L’écho des Cantons

Laisser sa trace

Est-il encore possible pour quelqu’un de ma génération (un pied dans la X, l’autre dans la Y) de vivre vieux (optionnellement heureux et en santé, mais là n’est pas la question) et de disparaître (le temps venu) sans laisser de traces?

Le questionnement provient d’une lecture du moment, le roman La revanche de Pythagore: le secret du maître de Samos (récemment traduit en français par les éditions Dunod). L’auteur, Arturo Sangalli, est un mathématicien connu en région pour avoir fait partie du corps professoral du Collège Champlain de Sherbrooke (il est à la retraite depuis peu), mais aussi pour avoir rédigé L’éloge du flou, un livre au fort joli titre qui décline l’ABC du «calcul souple», et pour lequel il a reçu plusieurs accolades de pairs.

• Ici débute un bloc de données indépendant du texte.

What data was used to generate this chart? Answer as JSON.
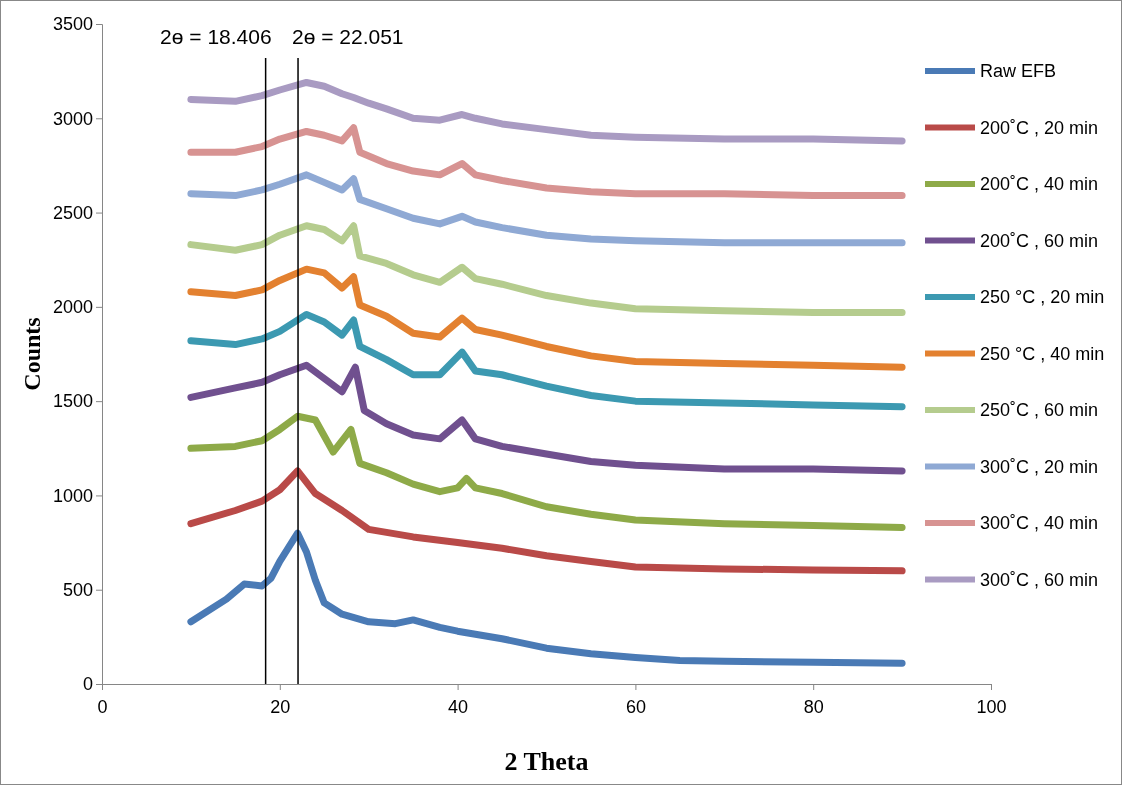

Dans les premières pages de son roman, une enquête qui carbure aux mathématiques (pensez au Da Vinci Code, mais avec de véritables casse-têtes), Sangalli résume la vie de celui qui fut une «rock star» de la Grèce antique, Pythagore. Ce dernier a beau avoir brillamment hissé les mathématiques au rang de sciences, il était aussi le guide spirituel d’une influente secte. Lui et ses disciples chérissaient les nombres, mais ils croyaient également en quelques aberrations, dont la vie après la mort par la transmigration de l’âme dans le corps d’un animal. Mais il faut sûrement en prendre et en laisser, car plusieurs légendes et suppositions concernent Pythagore. La principale raison: il n’a laissé aucun écrit.

Et le roman, joliment construit, démarre avec l’hypothèse inverse: et si Pythagore avait laissé un manuscrit quelque part?

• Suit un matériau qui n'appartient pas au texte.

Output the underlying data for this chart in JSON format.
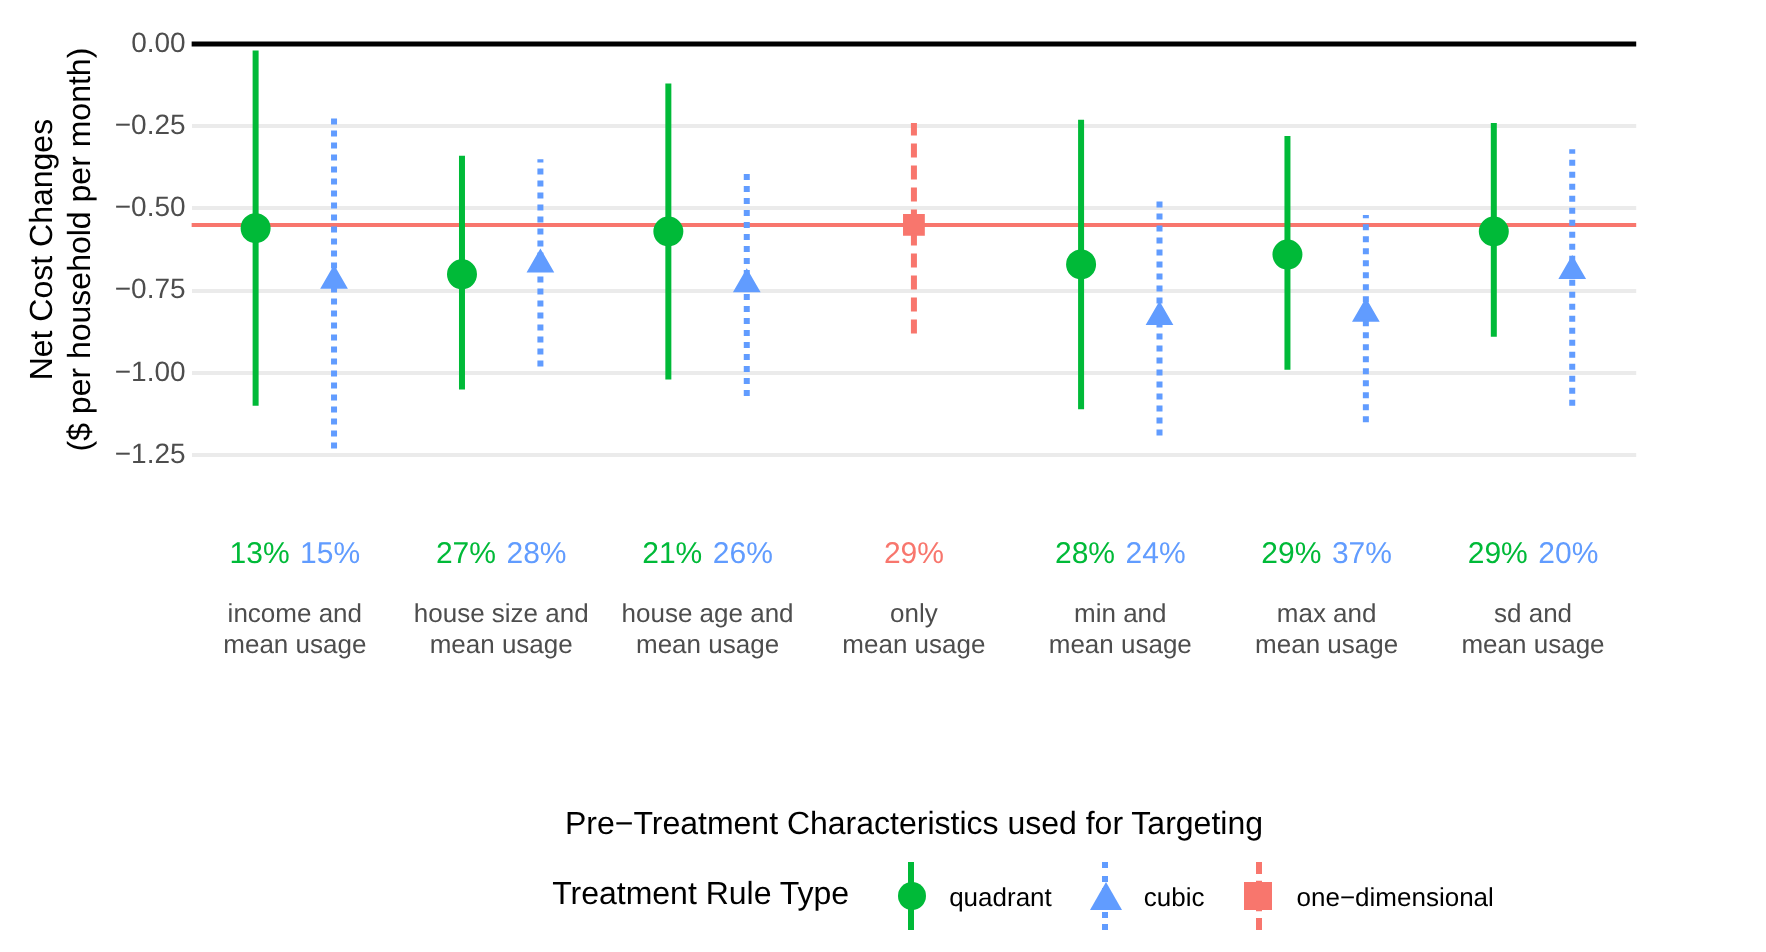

J’ai l’impression que malgré toutes les précautions du monde, ce genre de mystère ne peut pas exister de nos jours. La principale raison: Google.

À moins d’habiter dans une caverne, même une personne encline à la discrétion ne peut pas y échapper. Tout le monde a son nom d’écrit quelque part, avec quelques infos à son sujet. Appelons ça une néofatalité.

Mais il y en a qui sont davantage victimes de notre époque. Je pense à ces adolescents de Chicago qui se sont filmés alors qu’ils tabassaient cruellement un autre jeune pour ensuite diffuser l’«exploit» sur YouTube, ou à ce conducteur frondeur de Laval qui commentait, cellulaire en main, ses omissions au Code de la route à quelques mètres d’une auto-patrouille; lui aussi a mis son clip sur le Net, voyant là une source de fierté.

La semaine dernière, ces deux vidéos se sont retrouvées aux nouvelles, mais le Web regorge de ce genre de conneries. Conneries de jeunesse, mais conneries qui restent.

Tant qu’à laisser des traces malgré nous, tentons au moins de limiter les dégâts.